FALEMOS DA POLÍTICA ECONÓMICA ACTUAL, FALEMOS ENTÃO DE PUTAS – por JÚLIO MARQUES MOTA

Falemos da política económica actual, falemos então de putas.

(CONTINUAÇÃO)

Parte III

2. Declaração do ministro da Economia e das Finanças

O Ministro da economia e Finanças, Pierre Moscovici, manifestou-se também contra a redução da notação da França e lamentou “os juízos críticos e inexactos ” da Agência de rating. Ele salienta a importância das “reformas para restabelecer a economia do país, as suas finanças e a sua competitividade que foram postas em prática ” nos últimos 18 meses do governo “num contexto económico difícil.

Pierre Moscovici destacou além disso que a nova notação “continua a estar entre as mais altas”, já que é o terceiro melhor possível na classificação da S & P e que isso “demonstra os pontos fortes reconhecidos à França”.

3. Declaração do Ministro da renovação do Sistema Produtivo, Arnaud Montebourg, o homem odiado por Bruxelas por defender um proteccionismo soft para a Europa, que não hesita em declarar que “as agências de notação não têm nenhuma credibilidade”:

“As Agências de rating são aquelas que avaliaram e classificaram com o triplo A bancos que foram depois à falência. Por isso, não dou absolutamente nenhum crédito a estas agências de rating, que também vivem de subsídios que lhes oferecem os bancos, que compram as boas notações e que na verdade escondem um certo número de cadáveres nos seus placards”.

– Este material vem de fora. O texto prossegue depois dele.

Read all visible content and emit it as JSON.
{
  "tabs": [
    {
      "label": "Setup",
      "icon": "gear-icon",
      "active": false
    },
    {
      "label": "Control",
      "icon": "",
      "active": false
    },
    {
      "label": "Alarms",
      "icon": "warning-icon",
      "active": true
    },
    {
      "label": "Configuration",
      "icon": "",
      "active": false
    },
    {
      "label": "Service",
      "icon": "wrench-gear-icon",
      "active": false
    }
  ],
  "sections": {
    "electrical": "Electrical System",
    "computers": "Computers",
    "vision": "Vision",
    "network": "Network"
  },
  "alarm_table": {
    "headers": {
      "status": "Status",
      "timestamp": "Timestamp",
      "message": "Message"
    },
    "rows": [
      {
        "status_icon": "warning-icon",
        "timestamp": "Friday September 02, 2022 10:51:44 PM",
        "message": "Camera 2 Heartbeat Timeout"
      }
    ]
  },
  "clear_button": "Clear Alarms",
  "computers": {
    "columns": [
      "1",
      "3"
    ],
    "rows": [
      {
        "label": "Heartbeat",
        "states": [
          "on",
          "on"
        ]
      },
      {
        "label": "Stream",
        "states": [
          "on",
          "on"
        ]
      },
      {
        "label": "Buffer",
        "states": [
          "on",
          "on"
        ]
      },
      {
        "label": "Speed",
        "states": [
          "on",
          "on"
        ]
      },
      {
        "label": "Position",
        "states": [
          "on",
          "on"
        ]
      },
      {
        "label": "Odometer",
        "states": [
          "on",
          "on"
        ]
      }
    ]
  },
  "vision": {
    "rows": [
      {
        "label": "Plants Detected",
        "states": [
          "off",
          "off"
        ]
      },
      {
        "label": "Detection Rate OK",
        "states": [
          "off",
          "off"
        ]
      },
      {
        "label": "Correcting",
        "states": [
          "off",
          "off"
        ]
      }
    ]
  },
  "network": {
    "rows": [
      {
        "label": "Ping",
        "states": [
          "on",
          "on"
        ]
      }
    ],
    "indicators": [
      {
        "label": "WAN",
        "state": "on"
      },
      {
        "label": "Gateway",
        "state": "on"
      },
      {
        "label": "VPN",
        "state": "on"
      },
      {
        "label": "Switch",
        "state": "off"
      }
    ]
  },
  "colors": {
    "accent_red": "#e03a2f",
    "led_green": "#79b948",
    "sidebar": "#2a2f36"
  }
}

4. Declaração de Marine Le Pen “Este acontecimento mata assim o mito comum para a UMP e para o Partido Socialista, segundo a qual a austeridade vai fazer-nos sair das garras dos mercados financeiros e recuperar a nossa liberdade de acção. Pelo contrário, quanto mais caminhamos na via da eurosteridade, mais nós nos afundamos.

5. Declarações de Jean-Luc Mélechon:

“Nenhum dos sacrifícios exigidos ao povo francês comoverá os financeiros. Então, para quê estar-lhes a pagar mais tributo? Porquê oferecer 20 mil milhões de crédito de imposto aos accionistas, sem nenhum controlo fiscal, se isto é para que os cães de fila das agências de notação reclamem ainda mais “

Repare-se que pelo afrontamento contra a política imposta pela União Europeia apenas se manifestam significativamente o partido à esquerda do PS pela boca de Mélechon e de Marine Le Pen pelo partido de extrema-direita, Frente Nacional, afirmando-se esta contra a presença de França no euro. Lamentavelmente foi assim o comportamento dos partidos políticos do arco do poder. Ninguém do governo põe em causa o modelo que nos levou á crise e que também está a projectar a França numa profunda recessão, modelo este no qual as agências de rating desempenham um papel fundamental, o de encostar á vítima à parede e de não lhe darem, depois, nenhuma margem de manobra. Baixa-se o rating, sobem as taxas de juro, quase que mecanicamente, menor é capacidade de resposta do país vítima às criticas que lhe são dirigidas. E a espira recessiva está assim desencadeada. Quem se refere criticamente ao modelo de Bruxelas? Melenchon e Marine Le Pen, apenas. Os partidos do arco do poder enfiam-se num discurso que passa ao lado das razões que levam à baixa do rating e essas razões são basicamente o modelo de política económica e financeira seguida desde há décadas que exige a sua existência e lhe dá um cunho de legalidade e mesmo de necessidade. Mas é curioso lermos o que nos diz Standard and Poor’s:

“a margem de manobra orçamental da França diminuiu, então [que antes] era por ela considerada como alta relativamente aos países comparáveis”. A Agência indica sublinhar “que os poderes públicos dispõem agora de uma margem de manobra reduzida para aumentar as receitas” e, portanto, para reduzir o endividamento do país.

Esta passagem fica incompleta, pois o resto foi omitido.